On moral grounds, it is pointless that a creator would, in a bid to secure our “specialness,” forbid us as a group to develop from lower beings, only to force each of us individually to develop this way.
Conclusion: The aesthetics of descent versus special creation
The main error of the “pragmatic creationists” is to mistake an aesthetic preference for reality. This aside, is it really preferable on aesthetic grounds that we should have been created, rather than to have evolved?
We are the culmination of a vigorous natural epic, billions of years in the making, one that could have gone in a billion other ways, but didn’t, and that will continue beyond us in ways that we help determine. This is simply more interesting than our having been dropped here, without papers, without biography, without a legacy. For all the reasons “God did it” is a scientific non-starter, it also makes for a piss-poor narrative.
Perhaps our being formed by the same processes as hagfish, dung beetles, and leeches decreases our “specialness” among them. But “being the best” is hardly the only value. And it isn’t always that valuable. It’s lonely at the top. To believe ourselves fundamentally, irreducible set apart from the world can be—it should be—profoundly alienating. An evolutionary story recovers for humans a sense of “at-home-ness” in the world.

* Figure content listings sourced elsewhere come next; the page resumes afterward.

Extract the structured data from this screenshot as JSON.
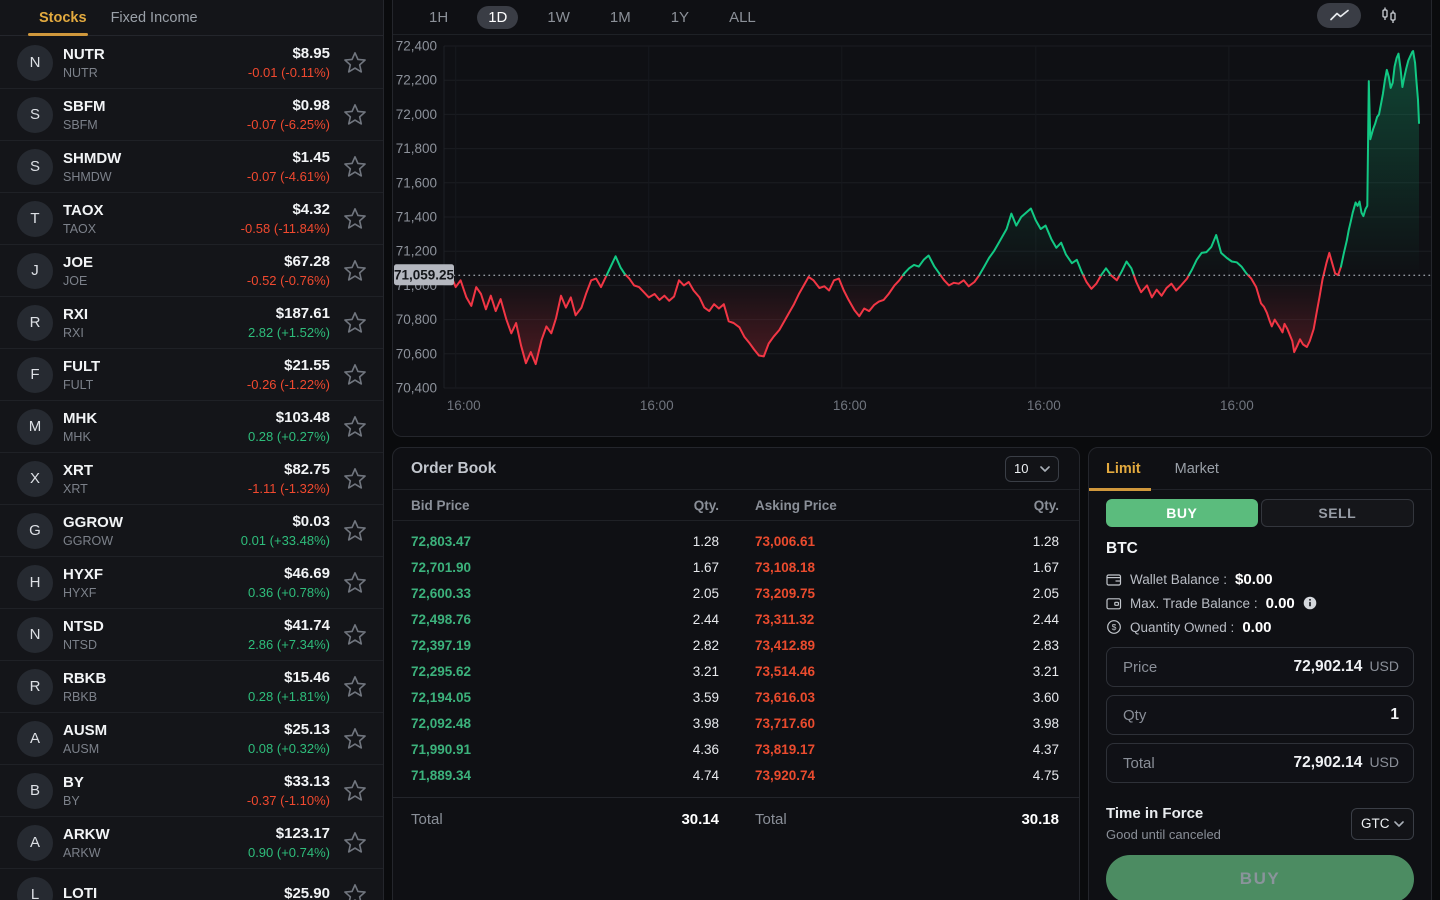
{
  "sidebar": {
    "tabs": [
      {
        "label": "Stocks",
        "active": true
      },
      {
        "label": "Fixed Income",
        "active": false
      }
    ],
    "stocks": [
      {
        "letter": "N",
        "symbol": "NUTR",
        "name": "NUTR",
        "price": "$8.95",
        "change": "-0.01 (-0.11%)",
        "direction": "down"
      },
      {
        "letter": "S",
        "symbol": "SBFM",
        "name": "SBFM",
        "price": "$0.98",
        "change": "-0.07 (-6.25%)",
        "direction": "down"
      },
      {
        "letter": "S",
        "symbol": "SHMDW",
        "name": "SHMDW",
        "price": "$1.45",
        "change": "-0.07 (-4.61%)",
        "direction": "down"
      },
      {
        "letter": "T",
        "symbol": "TAOX",
        "name": "TAOX",
        "price": "$4.32",
        "change": "-0.58 (-11.84%)",
        "direction": "down"
      },
      {
        "letter": "J",
        "symbol": "JOE",
        "name": "JOE",
        "price": "$67.28",
        "change": "-0.52 (-0.76%)",
        "direction": "down"
      },
      {
        "letter": "R",
        "symbol": "RXI",
        "name": "RXI",
        "price": "$187.61",
        "change": "2.82 (+1.52%)",
        "direction": "up"
      },
      {
        "letter": "F",
        "symbol": "FULT",
        "name": "FULT",
        "price": "$21.55",
        "change": "-0.26 (-1.22%)",
        "direction": "down"
      },
      {
        "letter": "M",
        "symbol": "MHK",
        "name": "MHK",
        "price": "$103.48",
        "change": "0.28 (+0.27%)",
        "direction": "up"
      },
      {
        "letter": "X",
        "symbol": "XRT",
        "name": "XRT",
        "price": "$82.75",
        "change": "-1.11 (-1.32%)",
        "direction": "down"
      },
      {
        "letter": "G",
        "symbol": "GGROW",
        "name": "GGROW",
        "price": "$0.03",
        "change": "0.01 (+33.48%)",
        "direction": "up"
      },
      {
        "letter": "H",
        "symbol": "HYXF",
        "name": "HYXF",
        "price": "$46.69",
        "change": "0.36 (+0.78%)",
        "direction": "up"
      },
      {
        "letter": "N",
        "symbol": "NTSD",
        "name": "NTSD",
        "price": "$41.74",
        "change": "2.86 (+7.34%)",
        "direction": "up"
      },
      {
        "letter": "R",
        "symbol": "RBKB",
        "name": "RBKB",
        "price": "$15.46",
        "change": "0.28 (+1.81%)",
        "direction": "up"
      },
      {
        "letter": "A",
        "symbol": "AUSM",
        "name": "AUSM",
        "price": "$25.13",
        "change": "0.08 (+0.32%)",
        "direction": "up"
      },
      {
        "letter": "B",
        "symbol": "BY",
        "name": "BY",
        "price": "$33.13",
        "change": "-0.37 (-1.10%)",
        "direction": "down"
      },
      {
        "letter": "A",
        "symbol": "ARKW",
        "name": "ARKW",
        "price": "$123.17",
        "change": "0.90 (+0.74%)",
        "direction": "up"
      },
      {
        "letter": "L",
        "symbol": "LOTI",
        "name": "",
        "price": "$25.90",
        "change": "",
        "direction": "none"
      }
    ]
  },
  "chart": {
    "ranges": [
      "1H",
      "1D",
      "1W",
      "1M",
      "1Y",
      "ALL"
    ],
    "active_range": "1D",
    "toolbar": [
      {
        "name": "line-chart-icon",
        "active": true
      },
      {
        "name": "candlestick-icon",
        "active": false
      }
    ]
  },
  "chart_data": {
    "type": "line",
    "ylim": [
      70400,
      72400
    ],
    "y_ticks": [
      72400,
      72200,
      72000,
      71800,
      71600,
      71400,
      71200,
      71000,
      70800,
      70600,
      70400
    ],
    "y_tick_labels": [
      "72,400",
      "72,200",
      "72,000",
      "71,800",
      "71,600",
      "71,400",
      "71,200",
      "71,000",
      "70,800",
      "70,600",
      "70,400"
    ],
    "x_ticks": [
      {
        "f": 0.012,
        "label": "16:00"
      },
      {
        "f": 0.21,
        "label": "16:00"
      },
      {
        "f": 0.408,
        "label": "16:00"
      },
      {
        "f": 0.607,
        "label": "16:00"
      },
      {
        "f": 0.805,
        "label": "16:00"
      }
    ],
    "ref_price": 71059.25,
    "ref_label": "71,059.25",
    "colors": {
      "up": "#12c984",
      "down": "#f23645",
      "ref": "#9aa0a8"
    },
    "force_down_ranges": [
      [
        0.896,
        0.921
      ]
    ],
    "series": [
      [
        0,
        71062
      ],
      [
        0.007,
        71060
      ],
      [
        0.012,
        70990
      ],
      [
        0.017,
        71030
      ],
      [
        0.023,
        70930
      ],
      [
        0.028,
        70880
      ],
      [
        0.033,
        70990
      ],
      [
        0.038,
        70950
      ],
      [
        0.043,
        70860
      ],
      [
        0.048,
        70940
      ],
      [
        0.053,
        70850
      ],
      [
        0.058,
        70920
      ],
      [
        0.064,
        70800
      ],
      [
        0.069,
        70720
      ],
      [
        0.074,
        70780
      ],
      [
        0.079,
        70650
      ],
      [
        0.084,
        70545
      ],
      [
        0.089,
        70610
      ],
      [
        0.094,
        70540
      ],
      [
        0.1,
        70680
      ],
      [
        0.105,
        70760
      ],
      [
        0.11,
        70720
      ],
      [
        0.115,
        70810
      ],
      [
        0.12,
        70940
      ],
      [
        0.125,
        70870
      ],
      [
        0.13,
        70930
      ],
      [
        0.135,
        70825
      ],
      [
        0.141,
        70870
      ],
      [
        0.146,
        70955
      ],
      [
        0.151,
        71030
      ],
      [
        0.156,
        71040
      ],
      [
        0.161,
        70990
      ],
      [
        0.166,
        71050
      ],
      [
        0.176,
        71170
      ],
      [
        0.181,
        71105
      ],
      [
        0.185,
        71070
      ],
      [
        0.19,
        71040
      ],
      [
        0.195,
        71000
      ],
      [
        0.2,
        70990
      ],
      [
        0.205,
        70960
      ],
      [
        0.21,
        70930
      ],
      [
        0.216,
        70950
      ],
      [
        0.221,
        70915
      ],
      [
        0.226,
        70940
      ],
      [
        0.231,
        70910
      ],
      [
        0.236,
        70935
      ],
      [
        0.241,
        71030
      ],
      [
        0.246,
        71000
      ],
      [
        0.251,
        71020
      ],
      [
        0.256,
        70970
      ],
      [
        0.262,
        70930
      ],
      [
        0.267,
        70870
      ],
      [
        0.272,
        70850
      ],
      [
        0.277,
        70890
      ],
      [
        0.282,
        70865
      ],
      [
        0.287,
        70890
      ],
      [
        0.292,
        70790
      ],
      [
        0.297,
        70780
      ],
      [
        0.303,
        70755
      ],
      [
        0.308,
        70700
      ],
      [
        0.313,
        70665
      ],
      [
        0.318,
        70625
      ],
      [
        0.323,
        70590
      ],
      [
        0.328,
        70585
      ],
      [
        0.333,
        70660
      ],
      [
        0.338,
        70700
      ],
      [
        0.344,
        70740
      ],
      [
        0.349,
        70790
      ],
      [
        0.354,
        70840
      ],
      [
        0.359,
        70890
      ],
      [
        0.364,
        70950
      ],
      [
        0.369,
        71000
      ],
      [
        0.374,
        71050
      ],
      [
        0.379,
        71030
      ],
      [
        0.385,
        70985
      ],
      [
        0.39,
        70995
      ],
      [
        0.395,
        70970
      ],
      [
        0.4,
        71030
      ],
      [
        0.405,
        71040
      ],
      [
        0.41,
        70970
      ],
      [
        0.415,
        70915
      ],
      [
        0.421,
        70855
      ],
      [
        0.426,
        70820
      ],
      [
        0.431,
        70865
      ],
      [
        0.436,
        70850
      ],
      [
        0.441,
        70885
      ],
      [
        0.446,
        70905
      ],
      [
        0.451,
        70915
      ],
      [
        0.456,
        70950
      ],
      [
        0.462,
        71000
      ],
      [
        0.467,
        71030
      ],
      [
        0.472,
        71070
      ],
      [
        0.477,
        71100
      ],
      [
        0.482,
        71120
      ],
      [
        0.487,
        71110
      ],
      [
        0.492,
        71150
      ],
      [
        0.497,
        71175
      ],
      [
        0.503,
        71110
      ],
      [
        0.508,
        71070
      ],
      [
        0.513,
        71030
      ],
      [
        0.518,
        71000
      ],
      [
        0.523,
        71015
      ],
      [
        0.528,
        71010
      ],
      [
        0.533,
        71030
      ],
      [
        0.538,
        70995
      ],
      [
        0.544,
        71020
      ],
      [
        0.549,
        71060
      ],
      [
        0.554,
        71110
      ],
      [
        0.559,
        71160
      ],
      [
        0.564,
        71200
      ],
      [
        0.569,
        71250
      ],
      [
        0.577,
        71330
      ],
      [
        0.582,
        71420
      ],
      [
        0.587,
        71350
      ],
      [
        0.592,
        71400
      ],
      [
        0.602,
        71450
      ],
      [
        0.607,
        71380
      ],
      [
        0.612,
        71330
      ],
      [
        0.617,
        71350
      ],
      [
        0.623,
        71270
      ],
      [
        0.628,
        71220
      ],
      [
        0.633,
        71250
      ],
      [
        0.638,
        71180
      ],
      [
        0.644,
        71130
      ],
      [
        0.649,
        71150
      ],
      [
        0.654,
        71080
      ],
      [
        0.659,
        71020
      ],
      [
        0.664,
        70980
      ],
      [
        0.669,
        71010
      ],
      [
        0.674,
        71060
      ],
      [
        0.679,
        71100
      ],
      [
        0.684,
        71060
      ],
      [
        0.69,
        71030
      ],
      [
        0.695,
        71080
      ],
      [
        0.7,
        71140
      ],
      [
        0.705,
        71100
      ],
      [
        0.71,
        71020
      ],
      [
        0.715,
        70960
      ],
      [
        0.721,
        71000
      ],
      [
        0.726,
        70930
      ],
      [
        0.731,
        70975
      ],
      [
        0.736,
        70940
      ],
      [
        0.741,
        70985
      ],
      [
        0.746,
        71010
      ],
      [
        0.751,
        70970
      ],
      [
        0.756,
        71000
      ],
      [
        0.762,
        71040
      ],
      [
        0.767,
        71090
      ],
      [
        0.772,
        71150
      ],
      [
        0.777,
        71190
      ],
      [
        0.782,
        71195
      ],
      [
        0.787,
        71225
      ],
      [
        0.792,
        71295
      ],
      [
        0.797,
        71190
      ],
      [
        0.803,
        71160
      ],
      [
        0.808,
        71140
      ],
      [
        0.813,
        71135
      ],
      [
        0.818,
        71110
      ],
      [
        0.823,
        71070
      ],
      [
        0.828,
        71040
      ],
      [
        0.833,
        70990
      ],
      [
        0.838,
        70895
      ],
      [
        0.841,
        70875
      ],
      [
        0.844,
        70840
      ],
      [
        0.847,
        70790
      ],
      [
        0.849,
        70760
      ],
      [
        0.852,
        70800
      ],
      [
        0.857,
        70755
      ],
      [
        0.86,
        70725
      ],
      [
        0.862,
        70775
      ],
      [
        0.865,
        70745
      ],
      [
        0.87,
        70675
      ],
      [
        0.872,
        70610
      ],
      [
        0.875,
        70645
      ],
      [
        0.878,
        70685
      ],
      [
        0.881,
        70655
      ],
      [
        0.885,
        70640
      ],
      [
        0.888,
        70675
      ],
      [
        0.892,
        70745
      ],
      [
        0.895,
        70840
      ],
      [
        0.898,
        70935
      ],
      [
        0.901,
        71035
      ],
      [
        0.905,
        71130
      ],
      [
        0.908,
        71190
      ],
      [
        0.911,
        71130
      ],
      [
        0.914,
        71070
      ],
      [
        0.917,
        71060
      ],
      [
        0.92,
        71110
      ],
      [
        0.923,
        71190
      ],
      [
        0.926,
        71265
      ],
      [
        0.928,
        71325
      ],
      [
        0.93,
        71375
      ],
      [
        0.932,
        71425
      ],
      [
        0.935,
        71485
      ],
      [
        0.937,
        71465
      ],
      [
        0.939,
        71490
      ],
      [
        0.941,
        71425
      ],
      [
        0.943,
        71405
      ],
      [
        0.945,
        71445
      ],
      [
        0.947,
        71465
      ],
      [
        0.9485,
        72195
      ],
      [
        0.95,
        71855
      ],
      [
        0.953,
        71915
      ],
      [
        0.955,
        71945
      ],
      [
        0.957,
        71985
      ],
      [
        0.959,
        72000
      ],
      [
        0.961,
        72060
      ],
      [
        0.963,
        72120
      ],
      [
        0.965,
        72200
      ],
      [
        0.967,
        72260
      ],
      [
        0.969,
        72220
      ],
      [
        0.971,
        72155
      ],
      [
        0.973,
        72185
      ],
      [
        0.975,
        72280
      ],
      [
        0.977,
        72330
      ],
      [
        0.979,
        72355
      ],
      [
        0.981,
        72270
      ],
      [
        0.983,
        72160
      ],
      [
        0.985,
        72220
      ],
      [
        0.987,
        72270
      ],
      [
        0.989,
        72315
      ],
      [
        0.991,
        72340
      ],
      [
        0.993,
        72365
      ],
      [
        0.994,
        72370
      ],
      [
        0.996,
        72300
      ],
      [
        0.997,
        72220
      ],
      [
        0.998,
        72155
      ],
      [
        0.999,
        72085
      ],
      [
        1,
        71950
      ]
    ]
  },
  "order_book": {
    "title": "Order Book",
    "depth_value": "10",
    "headers": [
      "Bid Price",
      "Qty.",
      "Asking Price",
      "Qty."
    ],
    "rows": [
      [
        "72,803.47",
        "1.28",
        "73,006.61",
        "1.28"
      ],
      [
        "72,701.90",
        "1.67",
        "73,108.18",
        "1.67"
      ],
      [
        "72,600.33",
        "2.05",
        "73,209.75",
        "2.05"
      ],
      [
        "72,498.76",
        "2.44",
        "73,311.32",
        "2.44"
      ],
      [
        "72,397.19",
        "2.82",
        "73,412.89",
        "2.83"
      ],
      [
        "72,295.62",
        "3.21",
        "73,514.46",
        "3.21"
      ],
      [
        "72,194.05",
        "3.59",
        "73,616.03",
        "3.60"
      ],
      [
        "72,092.48",
        "3.98",
        "73,717.60",
        "3.98"
      ],
      [
        "71,990.91",
        "4.36",
        "73,819.17",
        "4.37"
      ],
      [
        "71,889.34",
        "4.74",
        "73,920.74",
        "4.75"
      ]
    ],
    "total_label": "Total",
    "bid_total": "30.14",
    "ask_total": "30.18"
  },
  "trade_panel": {
    "tabs": [
      {
        "label": "Limit",
        "active": true
      },
      {
        "label": "Market",
        "active": false
      }
    ],
    "buy_label": "BUY",
    "sell_label": "SELL",
    "asset": "BTC",
    "balances": [
      {
        "icon": "wallet-icon",
        "label": "Wallet Balance :",
        "value": "$0.00",
        "info": false
      },
      {
        "icon": "trade-balance-icon",
        "label": "Max. Trade Balance :",
        "value": "0.00",
        "info": true
      },
      {
        "icon": "coins-icon",
        "label": "Quantity Owned :",
        "value": "0.00",
        "info": false
      }
    ],
    "fields": [
      {
        "label": "Price",
        "value": "72,902.14",
        "unit": "USD"
      },
      {
        "label": "Qty",
        "value": "1",
        "unit": ""
      },
      {
        "label": "Total",
        "value": "72,902.14",
        "unit": "USD"
      }
    ],
    "time_in_force": {
      "label": "Time in Force",
      "sublabel": "Good until canceled",
      "value": "GTC"
    },
    "submit_label": "BUY"
  }
}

It permits us to belong and identify.
Not to say that our special place totally dissolves. For we among all “beasts” can reflect upon our mutual heritage. We alone can write the story down. (We alone can blog about it.)
Finally, in poetic terms, our evolution represents a kind of achievement. “We” have struggled, and triumphed. Typically, we praise and admire achievements over charity. (For this reason, heirs and contest winners are always resented by those who “earned” it.) To sit atop this long struggle is arguably more “special” than to have been given the damn thing. Again, this could be said of other species, too, but again, only we can appreciate it.